If you are still paying mortgage rates or don’t have enough money to buy out the other owner, you have to apply for refinancing or a brand new loan.

In such cases, contact several banks or lenders (to find the best terms), which will consider your request as both a purchase and refinance, review your previous repayment history, and hire a private property valuation to ensure you can repay the new loan on your own.

When your finance is approved, prepare the relevant paperwork, and ask your ex-partner to sign it before officially completing the title transfer procedure.

Bottom Line

When going through a divorce or other type of separation, always seek legal counsel to get the support and assistance you need to finalise the property split without aggravating an already stressful situation. That way, all interested parties will be aware and consent to the same buyout terms, giving you the peace of mind to put the entire event behind you.

1.How does buying someone out of a home work?

Buying an ex-partner out of a house involves several varying steps, such as obtaining property valuation, determining the owners’ equity, and obtaining the necessary funds (through refinancing) to pay for the other person’s share of the home.

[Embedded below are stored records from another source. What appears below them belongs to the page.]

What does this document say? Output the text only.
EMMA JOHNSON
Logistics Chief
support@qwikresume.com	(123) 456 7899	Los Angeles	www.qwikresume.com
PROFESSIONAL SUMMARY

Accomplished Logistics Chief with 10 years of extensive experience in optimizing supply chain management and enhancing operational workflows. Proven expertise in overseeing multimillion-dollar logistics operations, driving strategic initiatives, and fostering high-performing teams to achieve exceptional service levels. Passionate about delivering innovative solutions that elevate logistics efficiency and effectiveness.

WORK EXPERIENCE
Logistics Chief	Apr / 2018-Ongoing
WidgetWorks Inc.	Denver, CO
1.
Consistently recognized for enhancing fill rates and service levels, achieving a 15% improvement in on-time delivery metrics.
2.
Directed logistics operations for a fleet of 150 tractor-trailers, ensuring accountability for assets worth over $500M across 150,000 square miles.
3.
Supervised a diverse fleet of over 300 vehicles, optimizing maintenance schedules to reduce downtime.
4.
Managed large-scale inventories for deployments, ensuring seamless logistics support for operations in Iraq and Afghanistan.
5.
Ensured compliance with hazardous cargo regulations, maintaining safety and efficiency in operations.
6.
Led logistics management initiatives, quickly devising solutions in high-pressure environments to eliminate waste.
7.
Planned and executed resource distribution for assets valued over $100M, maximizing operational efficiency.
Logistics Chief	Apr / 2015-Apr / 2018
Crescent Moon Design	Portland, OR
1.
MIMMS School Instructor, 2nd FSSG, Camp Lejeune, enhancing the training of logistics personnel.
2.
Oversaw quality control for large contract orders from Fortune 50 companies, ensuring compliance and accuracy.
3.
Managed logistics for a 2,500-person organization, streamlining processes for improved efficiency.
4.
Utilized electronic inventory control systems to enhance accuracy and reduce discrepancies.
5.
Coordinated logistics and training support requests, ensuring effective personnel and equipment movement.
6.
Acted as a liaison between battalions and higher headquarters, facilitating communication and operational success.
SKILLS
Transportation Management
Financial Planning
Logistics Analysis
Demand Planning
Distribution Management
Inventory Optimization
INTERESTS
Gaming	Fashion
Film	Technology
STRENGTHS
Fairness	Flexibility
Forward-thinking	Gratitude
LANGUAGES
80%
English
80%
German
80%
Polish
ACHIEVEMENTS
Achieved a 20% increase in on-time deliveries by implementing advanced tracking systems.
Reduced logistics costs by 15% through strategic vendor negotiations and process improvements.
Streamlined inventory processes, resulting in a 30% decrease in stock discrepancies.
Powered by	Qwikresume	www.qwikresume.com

2.Do I need a solicitor if my ex-partner is buying me out?

While you may be able to finalise the proceedings without a solicitor, getting one is highly recommended to ensure you complete the ordeal quickly and efficiently and get the terms and assets you deserve.

3.Can I sell my half of a jointly-owned house?

You can sell your half of a jointly-owned house by negotiating a buyout from the other owner(s) or forcing a sale of the property to a third party.

4.Do I have to pay stamp duty if I buy my partner out?

In most cases, yes, you would need to pay stamp duty; however, that can be avoided with a formal separation agreement between you and your ex-partner. To learn how to calculate buying someone out of a house in Australia, refer back to our guide.